Gmail has announced it is to add HTTPS by default for checking and sending email, after adding it to its service in 2010.
In a blog, Nicolas Lidzborski, Gmail security engineering lead, said that today’s change means that no one can listen in on your messages as they go back and forth between you and Gmail’s servers, regardless of device or connection.
He said: “Every single email message you send or receive – 100 per cent of them – is encrypted while moving internally. This ensures that your messages are safe not only when they move between you and Gmail’s servers, but also as they move between Google’s data centres – something we made a top priority after last summer’s revelations.”
It was reported in November that the US NSA had tapped into the private links that connect Google and Yahoo data centres around the world.
Commenting, Professor Fred Piper, told IT Security Guru that he felt that any step in a secure direction was a good thing, but said that he doubted that this would solve all dilemmas. “If they turned it into a business advantage it would be very interesting, I’m not convinced that the populous care,” he said.
“Is it a good move, I think so.
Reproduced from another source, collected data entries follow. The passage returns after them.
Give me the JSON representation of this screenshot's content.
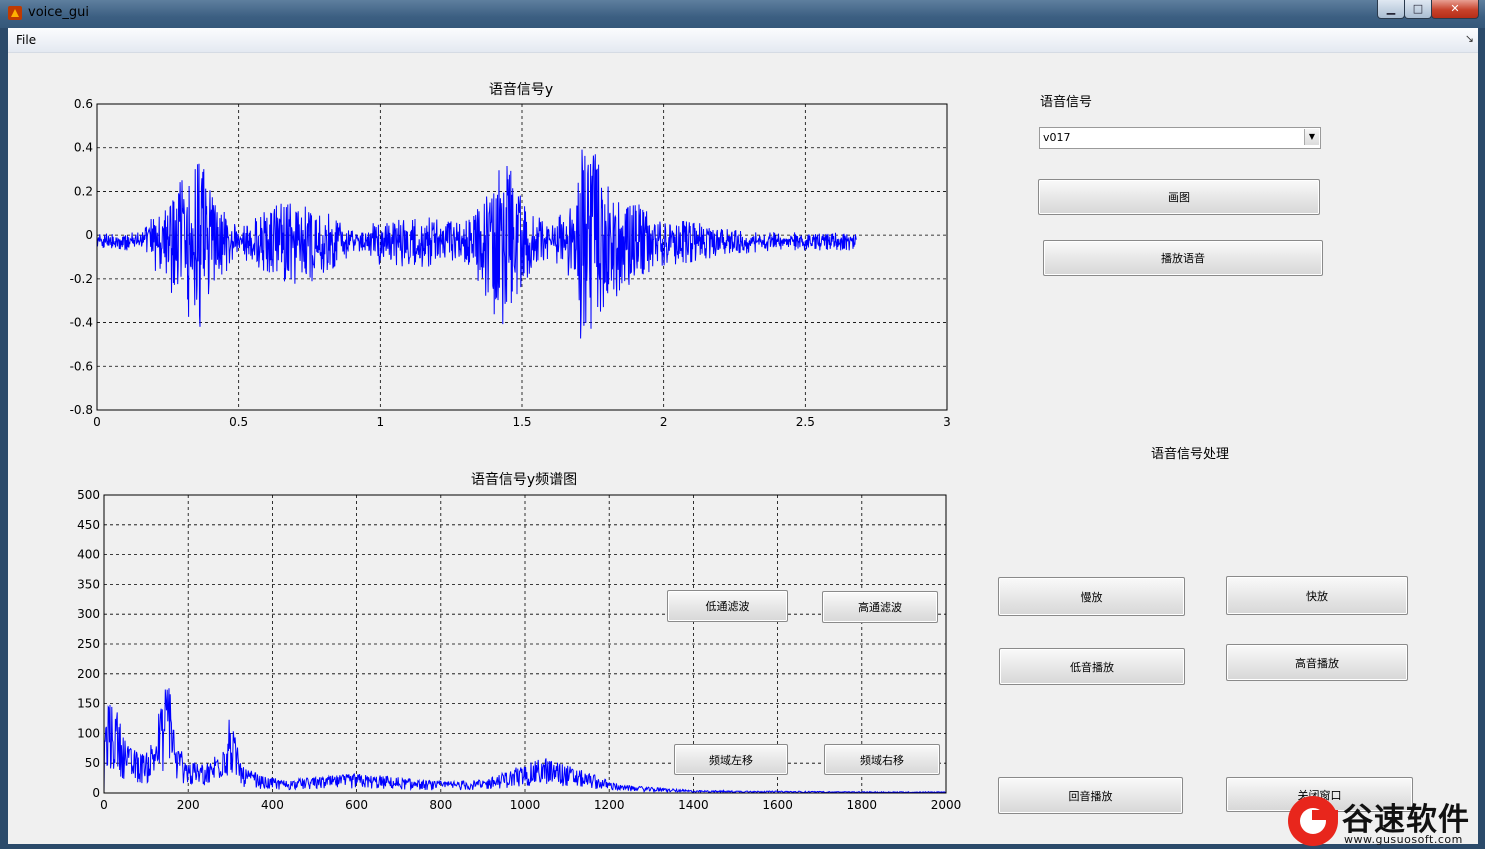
{
  "window": {
    "title": "voice_gui",
    "min_glyph": "▁",
    "max_glyph": "□",
    "close_glyph": "✕"
  },
  "menu": {
    "file": "File",
    "chevron": "↘"
  },
  "right_panel": {
    "signal_label": "语音信号",
    "signal_select_value": "v017",
    "plot_button": "画图",
    "play_button": "播放语音",
    "processing_label": "语音信号处理",
    "slow_button": "慢放",
    "fast_button": "快放",
    "bass_button": "低音播放",
    "treble_button": "高音播放",
    "echo_button": "回音播放",
    "close_window_button": "关闭窗口"
  },
  "filter_buttons": {
    "lowpass": "低通滤波",
    "highpass": "高通滤波",
    "shift_left": "频域左移",
    "shift_right": "频域右移"
  },
  "logo": {
    "text": "谷速软件",
    "url": "www.gusuosoft.com"
  },
  "chart_data": [
    {
      "type": "line",
      "title": "语音信号y",
      "xlim": [
        0,
        3
      ],
      "ylim": [
        -0.8,
        0.6
      ],
      "xticks": [
        "0",
        "0.5",
        "1",
        "1.5",
        "2",
        "2.5",
        "3"
      ],
      "yticks": [
        "0.6",
        "0.4",
        "0.2",
        "0",
        "-0.2",
        "-0.4",
        "-0.6",
        "-0.8"
      ],
      "grid": true,
      "color": "#0000ff",
      "signal_end": 2.68,
      "envelope": [
        [
          0.0,
          0.03
        ],
        [
          0.15,
          0.03
        ],
        [
          0.25,
          0.2
        ],
        [
          0.32,
          0.35
        ],
        [
          0.36,
          0.42
        ],
        [
          0.4,
          0.25
        ],
        [
          0.45,
          0.15
        ],
        [
          0.5,
          0.05
        ],
        [
          0.6,
          0.15
        ],
        [
          0.68,
          0.2
        ],
        [
          0.75,
          0.18
        ],
        [
          0.85,
          0.1
        ],
        [
          0.92,
          0.03
        ],
        [
          1.0,
          0.1
        ],
        [
          1.1,
          0.12
        ],
        [
          1.2,
          0.1
        ],
        [
          1.28,
          0.08
        ],
        [
          1.32,
          0.1
        ],
        [
          1.4,
          0.35
        ],
        [
          1.45,
          0.4
        ],
        [
          1.5,
          0.2
        ],
        [
          1.6,
          0.06
        ],
        [
          1.68,
          0.2
        ],
        [
          1.72,
          0.55
        ],
        [
          1.8,
          0.3
        ],
        [
          1.9,
          0.2
        ],
        [
          1.97,
          0.1
        ],
        [
          2.05,
          0.1
        ],
        [
          2.12,
          0.08
        ],
        [
          2.25,
          0.05
        ],
        [
          2.4,
          0.03
        ],
        [
          2.68,
          0.03
        ]
      ]
    },
    {
      "type": "line",
      "title": "语音信号y频谱图",
      "xlim": [
        0,
        2000
      ],
      "ylim": [
        0,
        500
      ],
      "xticks": [
        "0",
        "200",
        "400",
        "600",
        "800",
        "1000",
        "1200",
        "1400",
        "1600",
        "1800",
        "2000"
      ],
      "yticks": [
        "500",
        "450",
        "400",
        "350",
        "300",
        "250",
        "200",
        "150",
        "100",
        "50",
        "0"
      ],
      "grid": true,
      "color": "#0000ff",
      "peaks": [
        [
          25,
          135
        ],
        [
          60,
          70
        ],
        [
          100,
          60
        ],
        [
          120,
          95
        ],
        [
          145,
          150
        ],
        [
          155,
          205
        ],
        [
          170,
          75
        ],
        [
          210,
          45
        ],
        [
          255,
          50
        ],
        [
          300,
          115
        ],
        [
          330,
          40
        ],
        [
          380,
          25
        ],
        [
          430,
          20
        ],
        [
          600,
          30
        ],
        [
          780,
          18
        ],
        [
          900,
          20
        ],
        [
          1050,
          55
        ],
        [
          1230,
          12
        ],
        [
          1400,
          4
        ],
        [
          1600,
          3
        ],
        [
          1800,
          2
        ],
        [
          2000,
          2
        ]
      ]
    }
  ]
}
Does it solve the problem? I don’t think there is any doubt that this is a step in the right direction. Would it make any difference at all? I am not sure. I’ve never yet seen security provide a market advantage for anybody. Gmail say that this is transparent to the user and they have tried to improve security, and that should be a good thing.”
Brendan Rizzo, technical director EMEA at Voltage Security, said: “With this announcement, Google has shown their willingness to protect their users’ emails at every point on the Google network. This is a very positive move which aids those who do not already have a data-centric email encryption solution in place to protect messages over the entire journey from the sender to the recipient.
“Google has always provided the option for encrypting the link to their webmail service, but this announcement has now completed the evolution from being an option only enabled by the security conscious, to one that will protect the end-user whether they know what SSL is or not.”